Try ny tendaberry, Paul! I saw her perform inthe tiny shakespeare amphitheater behind the English dept in boulder not that long before she died...thanks for this

Paul Lisicky said...

Thanks, Tim! Rockism must be in some part be about capital (i.e., the big bucks.) I'm hoping the others will see their day. Laura apparently didn't make the final cut twice before they finally got the sense. It's as if the underrated have to be kicked around a few rounds before they get let into the circle.

Paul Lisicky said...

Hi, Unknown. New York Tendaberry is brilliant (as if the first album, Eli, Christmas...) I think I wanted to nod to the stuff that usually gets overlooked. Great to hear that you got to see her in Boulder. I only saw her once, back in 1989 at the Tower Theater in Philadelphia. A very sweet memory, but I had the feeling that the audience only wanted to hear "Wedding Bell Blues."

Collin Kelley said...

Love, love, love Laura. She is greatly missed.

Paul Lisicky said...

Thanks, Collin. I wonder what would LN have been writing and singing if she'd lived longer.
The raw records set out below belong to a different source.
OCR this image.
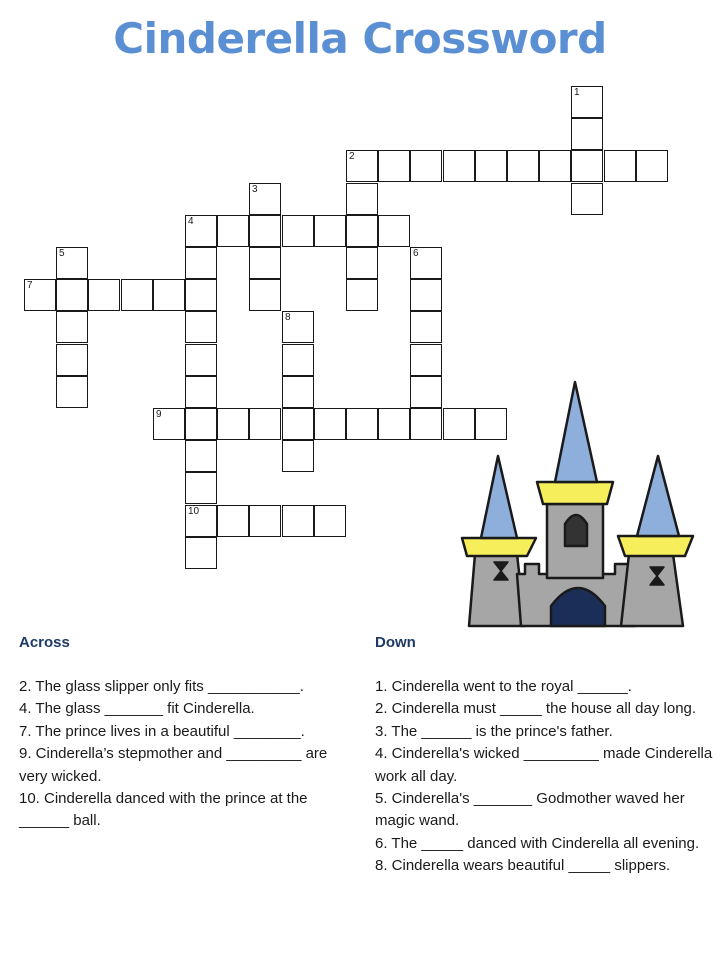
Cinderella Crossword
1
2
3
4
10
5	6
7
8
9
Across

2. The glass slipper only fits ___________.

4. The glass _______ fit Cinderella.

7. The prince lives in a beautiful ________.

9. Cinderella’s stepmother and _________ are very wicked.

10. Cinderella danced with the prince at the ______ ball.

Down

1. Cinderella went to the royal ______.

2. Cinderella must _____ the house all day long.

3. The ______ is the prince's father.

4. Cinderella's wicked _________ made Cinderella work all day.

5. Cinderella's _______ Godmother waved her magic wand.

6. The _____ danced with Cinderella all evening.

8. Cinderella wears beautiful _____ slippers.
I can't help but wonder.

Bill Matthews said...

I think it's in either Slate or Salon today about the appalling ratio of Women to Men in the RRHF Which is just so weird: in the 70s and 80s it was almost all women who were doing all the really interesting music making and expanding the possibilities of what "Pop/Rock/Folk music was all about.

For me, I could never possible get enough of those deep, somber, foggy, joyous, soul stirring, left hand chords in the opening to "Upstairs by a Chinese Lamp."